@samyar_hemmati: A computer told them that pretending to be woke makes more money. So now they pretend to be woke. But not if it's going to cost money.
After MK9 they've just been making the combat more and more needlessly complicated, seemingly just for the sake of it. Sometimes in ways that are more luck-based than skill-based. Infinitely more depth isn't necessarily what gamers want.

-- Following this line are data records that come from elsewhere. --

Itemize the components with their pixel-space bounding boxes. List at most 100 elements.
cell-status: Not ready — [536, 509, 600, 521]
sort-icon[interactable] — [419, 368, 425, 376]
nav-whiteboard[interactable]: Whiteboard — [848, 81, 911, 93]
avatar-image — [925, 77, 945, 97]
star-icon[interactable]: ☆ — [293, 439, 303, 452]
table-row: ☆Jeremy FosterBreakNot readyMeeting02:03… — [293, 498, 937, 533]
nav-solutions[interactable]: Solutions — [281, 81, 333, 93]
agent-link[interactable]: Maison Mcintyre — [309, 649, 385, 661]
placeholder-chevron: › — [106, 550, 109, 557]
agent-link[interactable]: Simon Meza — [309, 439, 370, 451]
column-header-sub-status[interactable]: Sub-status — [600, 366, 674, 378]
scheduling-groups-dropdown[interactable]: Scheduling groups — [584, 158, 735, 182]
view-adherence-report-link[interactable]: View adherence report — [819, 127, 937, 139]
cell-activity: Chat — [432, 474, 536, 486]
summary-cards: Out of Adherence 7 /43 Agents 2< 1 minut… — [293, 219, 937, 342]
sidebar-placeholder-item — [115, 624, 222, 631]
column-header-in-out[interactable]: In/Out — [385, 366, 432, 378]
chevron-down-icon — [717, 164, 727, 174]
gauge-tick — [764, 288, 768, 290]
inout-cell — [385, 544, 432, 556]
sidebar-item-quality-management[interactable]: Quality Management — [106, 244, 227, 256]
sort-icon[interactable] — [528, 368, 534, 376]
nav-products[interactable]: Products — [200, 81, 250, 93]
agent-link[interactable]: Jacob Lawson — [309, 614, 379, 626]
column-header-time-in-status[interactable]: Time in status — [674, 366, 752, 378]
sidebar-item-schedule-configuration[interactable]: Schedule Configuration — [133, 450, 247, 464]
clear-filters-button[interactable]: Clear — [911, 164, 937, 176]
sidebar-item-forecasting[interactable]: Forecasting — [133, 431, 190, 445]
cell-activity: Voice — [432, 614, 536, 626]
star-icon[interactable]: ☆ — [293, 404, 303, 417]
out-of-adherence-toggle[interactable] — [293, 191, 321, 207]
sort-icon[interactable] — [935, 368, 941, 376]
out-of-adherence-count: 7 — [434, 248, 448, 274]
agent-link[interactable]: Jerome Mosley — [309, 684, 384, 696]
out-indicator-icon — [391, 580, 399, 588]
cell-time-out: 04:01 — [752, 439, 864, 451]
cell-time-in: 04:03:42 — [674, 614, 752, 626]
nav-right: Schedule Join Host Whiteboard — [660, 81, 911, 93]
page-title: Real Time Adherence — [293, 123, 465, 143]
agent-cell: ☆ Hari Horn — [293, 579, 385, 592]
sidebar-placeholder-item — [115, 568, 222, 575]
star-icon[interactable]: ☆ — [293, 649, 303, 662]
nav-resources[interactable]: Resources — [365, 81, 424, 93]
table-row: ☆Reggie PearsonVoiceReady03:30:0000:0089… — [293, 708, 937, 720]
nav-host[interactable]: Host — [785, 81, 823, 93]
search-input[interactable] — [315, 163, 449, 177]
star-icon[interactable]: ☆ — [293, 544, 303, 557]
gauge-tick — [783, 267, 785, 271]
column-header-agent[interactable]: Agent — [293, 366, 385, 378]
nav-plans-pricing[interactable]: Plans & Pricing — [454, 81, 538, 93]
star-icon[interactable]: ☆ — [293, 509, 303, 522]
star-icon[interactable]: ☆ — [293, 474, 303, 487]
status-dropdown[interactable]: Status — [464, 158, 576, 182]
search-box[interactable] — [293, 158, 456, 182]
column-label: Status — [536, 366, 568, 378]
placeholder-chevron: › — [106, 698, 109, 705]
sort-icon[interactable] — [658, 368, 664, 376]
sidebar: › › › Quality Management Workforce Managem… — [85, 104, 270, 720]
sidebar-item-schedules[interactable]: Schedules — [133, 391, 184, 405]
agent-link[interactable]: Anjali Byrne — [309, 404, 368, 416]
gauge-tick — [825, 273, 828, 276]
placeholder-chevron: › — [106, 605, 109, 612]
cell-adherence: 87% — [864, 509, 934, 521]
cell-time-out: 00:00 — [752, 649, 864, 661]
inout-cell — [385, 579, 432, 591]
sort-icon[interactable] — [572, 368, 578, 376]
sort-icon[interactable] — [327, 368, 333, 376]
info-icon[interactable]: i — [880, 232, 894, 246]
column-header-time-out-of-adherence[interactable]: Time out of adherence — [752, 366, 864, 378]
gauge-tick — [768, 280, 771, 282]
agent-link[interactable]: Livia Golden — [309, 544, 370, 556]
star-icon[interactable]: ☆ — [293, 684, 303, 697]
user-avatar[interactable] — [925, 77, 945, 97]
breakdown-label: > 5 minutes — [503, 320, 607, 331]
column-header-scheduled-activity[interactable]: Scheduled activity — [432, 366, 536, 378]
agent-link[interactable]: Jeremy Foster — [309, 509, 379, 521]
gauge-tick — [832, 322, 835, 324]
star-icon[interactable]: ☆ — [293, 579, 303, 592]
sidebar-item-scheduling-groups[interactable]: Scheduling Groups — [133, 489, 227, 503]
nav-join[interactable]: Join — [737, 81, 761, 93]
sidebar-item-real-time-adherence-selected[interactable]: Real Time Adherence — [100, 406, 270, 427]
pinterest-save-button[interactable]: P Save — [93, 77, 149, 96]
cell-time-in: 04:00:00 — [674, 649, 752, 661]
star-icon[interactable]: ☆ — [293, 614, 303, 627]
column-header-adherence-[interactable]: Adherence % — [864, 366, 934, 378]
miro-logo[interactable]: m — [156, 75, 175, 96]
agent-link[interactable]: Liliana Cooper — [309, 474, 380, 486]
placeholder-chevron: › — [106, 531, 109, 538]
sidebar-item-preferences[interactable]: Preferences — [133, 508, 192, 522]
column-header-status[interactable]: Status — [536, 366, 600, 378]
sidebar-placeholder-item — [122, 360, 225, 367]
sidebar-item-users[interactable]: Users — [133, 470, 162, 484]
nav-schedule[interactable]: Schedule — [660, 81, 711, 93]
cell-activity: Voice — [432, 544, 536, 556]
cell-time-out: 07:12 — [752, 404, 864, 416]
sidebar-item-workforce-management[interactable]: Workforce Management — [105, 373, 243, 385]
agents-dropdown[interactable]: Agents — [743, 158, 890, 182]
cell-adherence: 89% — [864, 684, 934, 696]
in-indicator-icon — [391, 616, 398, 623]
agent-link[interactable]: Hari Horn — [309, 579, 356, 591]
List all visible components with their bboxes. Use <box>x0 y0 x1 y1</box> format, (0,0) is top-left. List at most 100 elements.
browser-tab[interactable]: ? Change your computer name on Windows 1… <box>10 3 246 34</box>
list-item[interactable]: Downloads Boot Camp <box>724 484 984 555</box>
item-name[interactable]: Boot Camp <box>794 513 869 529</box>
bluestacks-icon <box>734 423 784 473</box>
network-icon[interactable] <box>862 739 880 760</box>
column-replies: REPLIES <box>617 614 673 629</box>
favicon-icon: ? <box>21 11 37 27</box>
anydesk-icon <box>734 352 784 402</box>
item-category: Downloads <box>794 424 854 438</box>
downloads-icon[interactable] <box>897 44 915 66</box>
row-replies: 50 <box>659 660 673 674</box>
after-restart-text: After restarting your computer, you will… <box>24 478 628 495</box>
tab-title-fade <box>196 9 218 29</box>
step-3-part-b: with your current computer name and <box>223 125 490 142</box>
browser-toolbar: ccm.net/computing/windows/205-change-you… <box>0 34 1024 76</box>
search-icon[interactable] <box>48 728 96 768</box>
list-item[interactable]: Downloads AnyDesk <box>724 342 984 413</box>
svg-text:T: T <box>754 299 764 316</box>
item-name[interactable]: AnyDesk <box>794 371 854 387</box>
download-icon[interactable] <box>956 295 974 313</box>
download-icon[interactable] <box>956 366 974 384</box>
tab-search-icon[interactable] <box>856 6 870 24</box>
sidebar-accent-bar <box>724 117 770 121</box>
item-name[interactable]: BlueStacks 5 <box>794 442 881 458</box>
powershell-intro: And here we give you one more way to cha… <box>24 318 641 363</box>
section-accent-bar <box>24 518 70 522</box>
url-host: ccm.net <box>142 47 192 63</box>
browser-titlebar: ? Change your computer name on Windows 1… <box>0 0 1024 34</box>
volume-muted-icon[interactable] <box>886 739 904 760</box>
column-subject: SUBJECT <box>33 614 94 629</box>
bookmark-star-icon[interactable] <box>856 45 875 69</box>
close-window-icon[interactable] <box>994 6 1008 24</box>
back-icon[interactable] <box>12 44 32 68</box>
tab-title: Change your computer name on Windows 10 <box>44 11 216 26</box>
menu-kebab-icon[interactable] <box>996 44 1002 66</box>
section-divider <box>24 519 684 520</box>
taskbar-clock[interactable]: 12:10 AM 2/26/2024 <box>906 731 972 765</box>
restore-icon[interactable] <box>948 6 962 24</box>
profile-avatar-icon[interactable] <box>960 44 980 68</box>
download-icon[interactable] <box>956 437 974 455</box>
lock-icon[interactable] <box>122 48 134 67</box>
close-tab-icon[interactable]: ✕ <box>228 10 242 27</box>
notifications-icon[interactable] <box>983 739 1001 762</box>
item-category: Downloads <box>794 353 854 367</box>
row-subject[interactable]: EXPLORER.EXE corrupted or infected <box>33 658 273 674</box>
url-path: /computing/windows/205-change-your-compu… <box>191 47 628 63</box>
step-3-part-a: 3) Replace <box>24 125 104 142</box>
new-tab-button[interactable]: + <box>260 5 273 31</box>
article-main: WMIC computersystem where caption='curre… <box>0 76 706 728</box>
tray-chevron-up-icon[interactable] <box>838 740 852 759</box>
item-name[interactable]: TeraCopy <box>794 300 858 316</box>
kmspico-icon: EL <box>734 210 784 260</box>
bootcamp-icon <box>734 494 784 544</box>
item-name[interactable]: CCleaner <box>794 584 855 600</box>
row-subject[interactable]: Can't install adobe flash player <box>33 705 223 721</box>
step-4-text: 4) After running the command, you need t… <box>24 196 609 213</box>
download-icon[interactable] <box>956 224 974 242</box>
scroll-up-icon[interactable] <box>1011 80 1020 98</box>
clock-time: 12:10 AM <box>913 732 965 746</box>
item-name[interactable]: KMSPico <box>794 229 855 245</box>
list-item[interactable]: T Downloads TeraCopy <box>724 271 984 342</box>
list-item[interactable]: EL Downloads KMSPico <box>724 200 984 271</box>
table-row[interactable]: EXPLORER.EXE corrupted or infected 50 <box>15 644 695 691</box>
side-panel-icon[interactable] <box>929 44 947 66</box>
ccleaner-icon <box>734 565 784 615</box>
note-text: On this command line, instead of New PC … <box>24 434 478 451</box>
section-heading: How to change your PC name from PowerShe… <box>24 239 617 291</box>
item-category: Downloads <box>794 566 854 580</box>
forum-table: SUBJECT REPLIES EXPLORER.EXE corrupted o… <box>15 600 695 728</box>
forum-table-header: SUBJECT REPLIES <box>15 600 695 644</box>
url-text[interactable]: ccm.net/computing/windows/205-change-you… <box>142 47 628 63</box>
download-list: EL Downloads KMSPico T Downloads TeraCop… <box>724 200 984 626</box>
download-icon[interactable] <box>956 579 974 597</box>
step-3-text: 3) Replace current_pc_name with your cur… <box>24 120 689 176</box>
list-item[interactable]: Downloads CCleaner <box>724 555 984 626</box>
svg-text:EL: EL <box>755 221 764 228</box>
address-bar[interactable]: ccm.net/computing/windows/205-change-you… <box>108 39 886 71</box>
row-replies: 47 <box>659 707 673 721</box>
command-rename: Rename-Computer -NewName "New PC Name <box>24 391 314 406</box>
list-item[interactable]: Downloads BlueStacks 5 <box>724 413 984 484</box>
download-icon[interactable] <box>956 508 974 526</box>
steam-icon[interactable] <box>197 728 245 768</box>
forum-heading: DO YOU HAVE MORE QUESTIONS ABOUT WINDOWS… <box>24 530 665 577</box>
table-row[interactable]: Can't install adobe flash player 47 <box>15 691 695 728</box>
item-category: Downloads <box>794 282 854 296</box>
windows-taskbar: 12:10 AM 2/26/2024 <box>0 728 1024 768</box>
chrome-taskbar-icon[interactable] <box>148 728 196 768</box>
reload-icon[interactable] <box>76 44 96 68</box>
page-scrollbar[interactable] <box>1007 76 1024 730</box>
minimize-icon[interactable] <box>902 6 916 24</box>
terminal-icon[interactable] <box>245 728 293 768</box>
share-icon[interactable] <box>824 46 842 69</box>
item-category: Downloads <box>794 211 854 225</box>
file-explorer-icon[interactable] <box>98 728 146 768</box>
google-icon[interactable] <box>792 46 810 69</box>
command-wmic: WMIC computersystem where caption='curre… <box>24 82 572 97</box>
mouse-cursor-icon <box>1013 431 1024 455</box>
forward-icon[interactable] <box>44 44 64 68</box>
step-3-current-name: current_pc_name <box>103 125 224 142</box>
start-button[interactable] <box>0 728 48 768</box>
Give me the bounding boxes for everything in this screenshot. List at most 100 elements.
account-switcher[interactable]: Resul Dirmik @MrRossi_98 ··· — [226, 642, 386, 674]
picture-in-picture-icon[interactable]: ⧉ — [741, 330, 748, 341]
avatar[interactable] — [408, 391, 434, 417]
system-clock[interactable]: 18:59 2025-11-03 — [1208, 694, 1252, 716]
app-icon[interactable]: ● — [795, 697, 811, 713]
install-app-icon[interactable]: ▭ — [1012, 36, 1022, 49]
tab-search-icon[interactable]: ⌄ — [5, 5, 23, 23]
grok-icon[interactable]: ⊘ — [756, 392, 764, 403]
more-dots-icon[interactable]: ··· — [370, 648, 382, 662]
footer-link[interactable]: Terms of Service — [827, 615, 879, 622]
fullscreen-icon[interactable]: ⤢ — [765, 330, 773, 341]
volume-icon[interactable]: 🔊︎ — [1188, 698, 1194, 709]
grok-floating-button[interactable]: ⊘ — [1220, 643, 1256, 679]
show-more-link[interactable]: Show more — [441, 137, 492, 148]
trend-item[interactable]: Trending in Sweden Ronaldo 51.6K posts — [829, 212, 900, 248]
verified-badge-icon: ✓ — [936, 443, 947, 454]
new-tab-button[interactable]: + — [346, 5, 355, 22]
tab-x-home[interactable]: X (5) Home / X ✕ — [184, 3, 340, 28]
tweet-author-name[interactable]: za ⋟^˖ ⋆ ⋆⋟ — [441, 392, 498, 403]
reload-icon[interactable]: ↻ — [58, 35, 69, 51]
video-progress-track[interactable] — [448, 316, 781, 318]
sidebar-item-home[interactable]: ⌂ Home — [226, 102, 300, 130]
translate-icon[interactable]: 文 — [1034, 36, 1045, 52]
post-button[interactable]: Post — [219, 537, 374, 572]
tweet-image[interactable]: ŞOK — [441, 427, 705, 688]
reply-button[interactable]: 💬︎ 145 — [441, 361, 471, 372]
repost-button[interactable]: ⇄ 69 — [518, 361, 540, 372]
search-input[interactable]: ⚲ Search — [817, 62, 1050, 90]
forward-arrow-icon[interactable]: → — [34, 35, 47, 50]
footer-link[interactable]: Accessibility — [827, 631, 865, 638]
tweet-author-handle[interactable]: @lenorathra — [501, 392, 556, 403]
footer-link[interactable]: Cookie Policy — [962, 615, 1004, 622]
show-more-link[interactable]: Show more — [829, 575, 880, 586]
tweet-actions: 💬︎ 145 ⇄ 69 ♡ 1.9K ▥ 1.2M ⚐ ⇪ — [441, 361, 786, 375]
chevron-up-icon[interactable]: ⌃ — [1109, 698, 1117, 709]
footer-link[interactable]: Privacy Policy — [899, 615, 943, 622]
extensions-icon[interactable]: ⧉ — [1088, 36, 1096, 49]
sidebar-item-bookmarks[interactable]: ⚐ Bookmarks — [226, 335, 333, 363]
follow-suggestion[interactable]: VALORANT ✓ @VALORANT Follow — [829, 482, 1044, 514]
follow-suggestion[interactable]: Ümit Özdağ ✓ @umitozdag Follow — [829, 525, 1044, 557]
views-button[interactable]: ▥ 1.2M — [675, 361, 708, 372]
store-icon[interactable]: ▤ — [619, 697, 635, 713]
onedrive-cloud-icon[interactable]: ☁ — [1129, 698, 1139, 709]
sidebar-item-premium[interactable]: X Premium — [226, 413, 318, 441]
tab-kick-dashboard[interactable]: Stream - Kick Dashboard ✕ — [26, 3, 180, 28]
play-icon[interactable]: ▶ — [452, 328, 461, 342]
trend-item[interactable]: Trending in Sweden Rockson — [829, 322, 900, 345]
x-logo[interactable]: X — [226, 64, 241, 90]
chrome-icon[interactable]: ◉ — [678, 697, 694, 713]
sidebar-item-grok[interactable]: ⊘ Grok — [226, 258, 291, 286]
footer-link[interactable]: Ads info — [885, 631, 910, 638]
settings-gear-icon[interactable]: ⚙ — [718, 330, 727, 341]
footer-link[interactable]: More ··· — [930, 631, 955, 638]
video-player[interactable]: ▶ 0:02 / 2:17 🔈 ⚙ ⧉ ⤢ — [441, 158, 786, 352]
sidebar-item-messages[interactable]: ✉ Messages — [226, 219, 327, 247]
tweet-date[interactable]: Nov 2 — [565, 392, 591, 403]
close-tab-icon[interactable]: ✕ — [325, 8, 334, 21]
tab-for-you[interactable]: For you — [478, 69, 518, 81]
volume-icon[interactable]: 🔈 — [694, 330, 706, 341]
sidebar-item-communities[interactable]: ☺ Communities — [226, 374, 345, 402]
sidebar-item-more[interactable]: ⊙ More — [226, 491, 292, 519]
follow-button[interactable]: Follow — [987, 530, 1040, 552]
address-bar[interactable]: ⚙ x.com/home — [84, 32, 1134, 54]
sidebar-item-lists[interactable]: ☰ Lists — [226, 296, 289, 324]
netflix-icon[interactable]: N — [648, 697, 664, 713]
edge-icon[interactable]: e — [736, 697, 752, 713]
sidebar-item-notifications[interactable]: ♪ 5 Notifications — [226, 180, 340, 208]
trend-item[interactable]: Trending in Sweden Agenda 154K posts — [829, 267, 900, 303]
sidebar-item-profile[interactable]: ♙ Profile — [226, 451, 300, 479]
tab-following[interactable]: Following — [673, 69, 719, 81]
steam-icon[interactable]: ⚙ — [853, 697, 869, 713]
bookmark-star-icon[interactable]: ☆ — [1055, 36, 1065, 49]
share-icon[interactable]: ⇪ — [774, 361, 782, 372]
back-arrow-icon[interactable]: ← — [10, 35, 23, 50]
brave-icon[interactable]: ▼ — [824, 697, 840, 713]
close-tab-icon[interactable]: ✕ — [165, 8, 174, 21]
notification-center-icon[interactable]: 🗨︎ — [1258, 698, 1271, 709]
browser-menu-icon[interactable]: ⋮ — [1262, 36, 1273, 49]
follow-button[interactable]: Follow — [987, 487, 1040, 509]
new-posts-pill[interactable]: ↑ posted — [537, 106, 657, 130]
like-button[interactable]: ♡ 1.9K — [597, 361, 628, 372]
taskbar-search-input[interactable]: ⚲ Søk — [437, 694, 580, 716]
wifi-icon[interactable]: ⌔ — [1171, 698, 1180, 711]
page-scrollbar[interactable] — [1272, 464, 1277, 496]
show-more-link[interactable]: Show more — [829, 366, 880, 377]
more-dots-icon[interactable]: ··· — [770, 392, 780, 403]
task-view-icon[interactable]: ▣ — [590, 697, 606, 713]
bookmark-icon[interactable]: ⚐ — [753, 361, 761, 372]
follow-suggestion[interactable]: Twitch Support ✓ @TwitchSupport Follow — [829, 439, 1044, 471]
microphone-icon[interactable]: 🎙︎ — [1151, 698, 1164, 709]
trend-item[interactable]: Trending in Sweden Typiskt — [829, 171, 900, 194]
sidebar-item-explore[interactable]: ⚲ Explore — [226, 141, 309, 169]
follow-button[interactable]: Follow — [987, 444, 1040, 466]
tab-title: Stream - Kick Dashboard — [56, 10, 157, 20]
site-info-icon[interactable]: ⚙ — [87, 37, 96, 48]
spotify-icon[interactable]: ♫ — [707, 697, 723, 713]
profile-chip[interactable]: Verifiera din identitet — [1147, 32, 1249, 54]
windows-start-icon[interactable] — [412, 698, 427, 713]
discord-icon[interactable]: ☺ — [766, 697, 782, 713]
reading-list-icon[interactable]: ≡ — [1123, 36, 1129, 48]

@Barighm: You're not convincing me that it's not fresh. Again, it's an open-world (or “more open” then, if you insist) horror game. Again, that's very rare, and that does make it fresh, because you do play it differently than other horror games, (whether the controls are typical or not) and coupled with the difficulty which unlike almost all other open games, actually makes the resource management matter. In 20 years you can count the decent AAA games that did that, on your fingers. I never said that you said it WASN'T well executed or polished, but since you brought up Silent Hill (which hasn't had a good entry in 20 years) games like Downpour are exactly the reason I mentioned “well-executed”. That game was a mess. An intriguing, unique mess, maybe, but a mess. The first Evil Within was by no means “tight”, but it was very memorable, and gave back to you what you put in, unbeknownst to most players, And those types of games do far better in the long-term than the short-term. The second improved in almost every way (except possibly fear factor, but that was deliberate) and showcased Tango's competence as a AAA studio.